Tuesday, 24 July 2007

Wisdom and superiority

Briefly: Wisdom in superiority? The intelligentsia and anti-intellectualism in society

Let me start out by stating I see no problem with some elitism in intellectualism as long as thinkers say practical (if theory is not the subject matter), often dare to stray from their cozy spot on the Ivory Tower, and let new, fresh, capable members of the intelligentsia in: the only requirements being interest and ability to contribute. Many intellectuals deny that they are intellectuals, seeing it as an elite and high-class club. It should not be a 'club' with conservative practices that only lead to back-treading, like dynastic practices or arbitrary and irrelevant requirements for 'membership' — sexism, racism, and class discrimination are historical examples of suppression of thinkers or potential thinkers, not to mention politics and the ever chaotic chance ('luck'): for example, the chance that the next great philosopher is hit by an astroid on his or her walk to university.

I can only venture a guess to why the public perception stereotype of intellectuals is of an elderly white male: because that's how the major thinkers throughout Western history have been portrayed. The ability to succeed is often directly tied to how one fits into society. A black woman in 18th century Britain is unlikely to be recognized as a great thinker, even if she somehow succeeds in a way that deems her to be deservedly called so. Because of the racial and gender prejudices of the time she is unlikely to be in a higher class, less likely to be learnt, and less likely to have the time or education or money to write a thesis on emotional desire.

The burden of the intelligentsia — the backbone of thinkers in a society — is to renew the flow of genius; to sustain their intellectual progress. The geniuses we know of of today and throughout history are only a small sample of the actual genius potential within human civilization. Put simply the conditions need to be right for one to rise to the intellectual level of an Einstein or Hobbes. One's socio-economic status also plays a role. Little Johnny may have the capacity to be the next Kant, but he needs to work in the factory to support his family, etc.
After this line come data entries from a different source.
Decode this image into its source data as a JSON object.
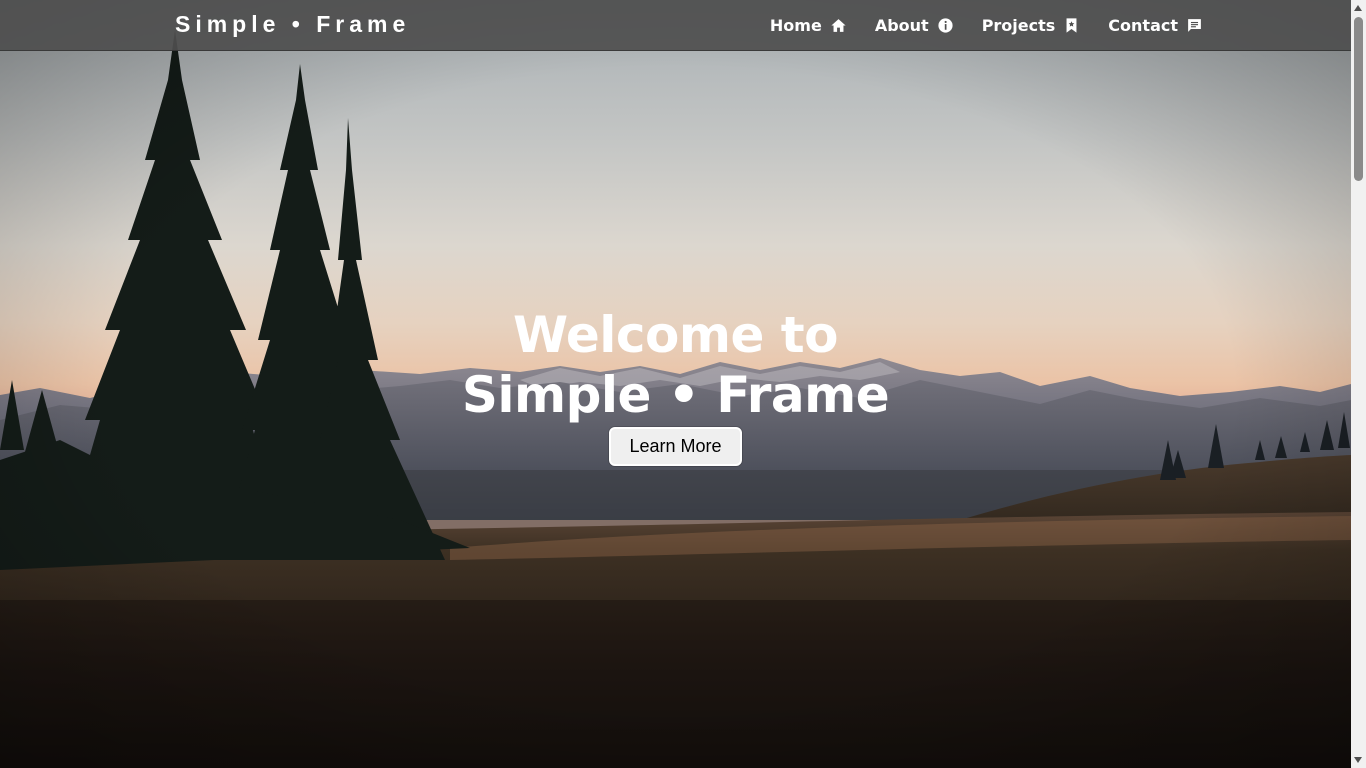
{
  "site": {
    "brand": "Simple • Frame"
  },
  "nav": {
    "items": [
      {
        "label": "Home",
        "icon": "home-icon"
      },
      {
        "label": "About",
        "icon": "info-icon"
      },
      {
        "label": "Projects",
        "icon": "bookmark-icon"
      },
      {
        "label": "Contact",
        "icon": "chat-icon"
      }
    ]
  },
  "hero": {
    "title_line1": "Welcome to",
    "title_line2": "Simple • Frame",
    "button_label": "Learn More",
    "background": "mountain-meadow-sunset-photo"
  },
  "colors": {
    "navbar_bg": "#4e4e4e",
    "nav_text": "#ffffff",
    "button_bg": "#efefef",
    "button_text": "#000000"
  }
}
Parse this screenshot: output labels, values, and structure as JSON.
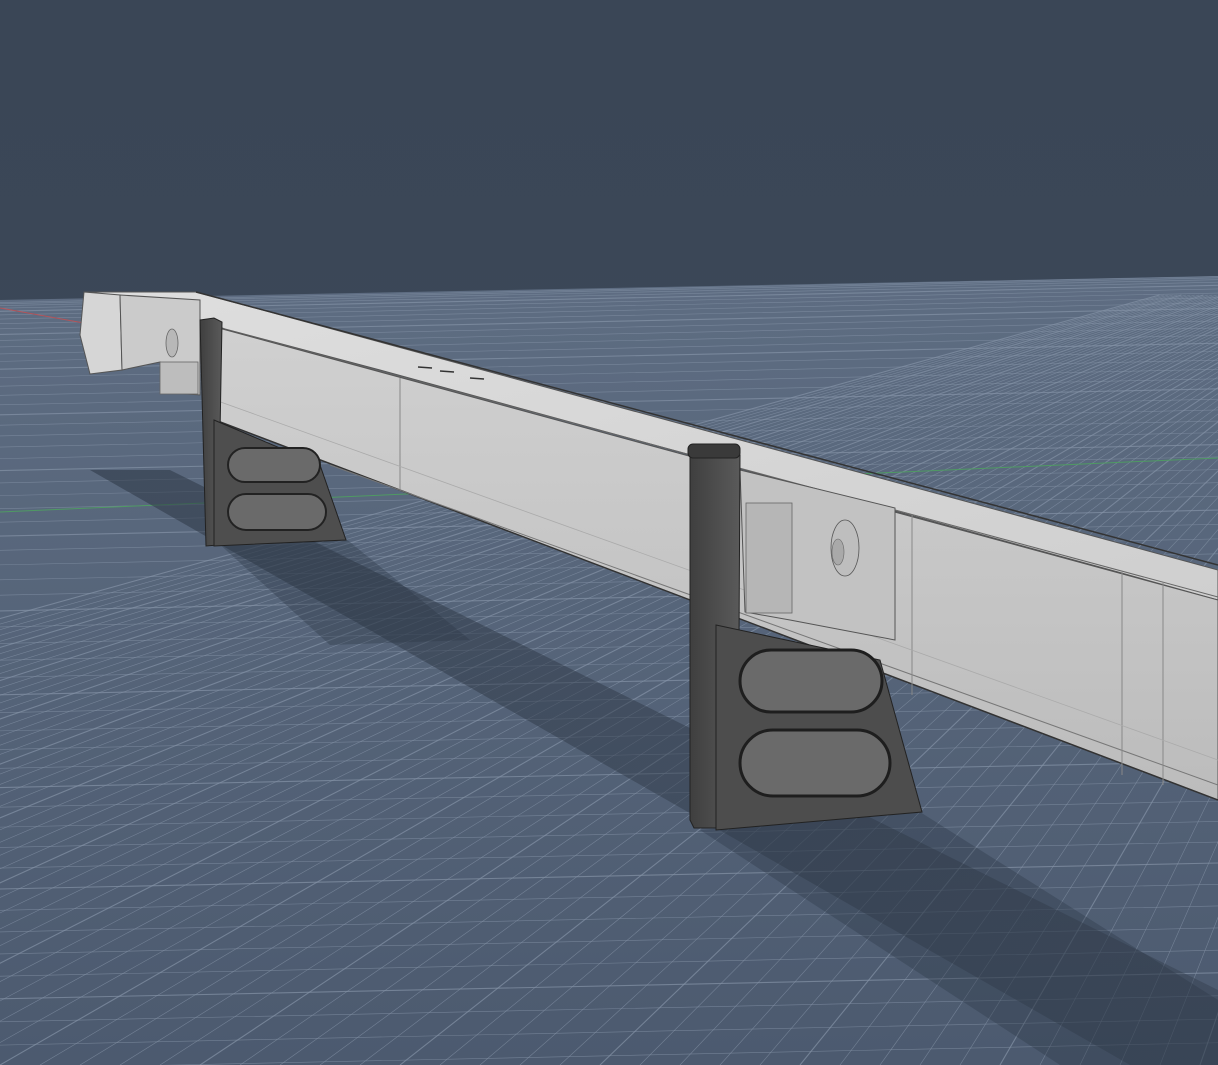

Of course one need not be the next Kant to be an intellectual keeper of one's society, history, and culture. Some measure of elitism, as I said before, is needed to maintain a progressing society, rich at least somewhat in thought, with the intelligentsia at the forefront of that group of 'elite' intellectuals.

They say everything has an opposite — and that goes for intellectualism too. Curiosity is an innate human aspect, varying from person to person like creativity and intelligence. We must trust for intellectuals to harness that curiosity using both creativity and rational thought. A very interesting paper I found while researching this post, “Why is there anti-intellectualism?”, had the following conclusion(s):

* Humans are innately curious, but it is mostly a low order curiosity concerned with immediate gratification of a particular desire to know, and mostly oriented toward immediate practical results.
* There is no persuasive evidence that any societies have ever had a high proportion of people who were deeply curious in a systematic, disciplined way.
* The curiosity and creativity of children is very superficial.
* Our own culture supports systematic and disciplined inquiry better than just about any other in history, but even so there is a great deal of hostility toward it by people who feel their values threatened, see it as a waste of time that could be better devoted to more immediate goals, or resent the status and power it carries.

Whether anti-intellectualism represents the backlash to things people cannot understand, thus they choose to remain ignorant, is a fairly controversial matter. Are people so irrational they can embrace ideas like pseudoscience while rejecting the real thing? As the aforementioned paper stated,
What possible benefit do people get from clinging to demonstrably false ideas? Why did the same society that flocked to Star Wars decide only a few years earlier that the real adventure of going to the Moon was too expensive to sustain? Given the wealth that innovation and inquiry have brought to our society, why are education and inquiry so grudgingly supported, and so often regarded with suspicion?

If, supposedly, people so naturally love to learn, why would they reject those whose life passion is thinking?

I hope to dive further into the matters of intellectualism, especially of its role — today and historically — in society, and of the philosophical nature of human thought that manifests itself in such topics. This post is only an outline of sorts.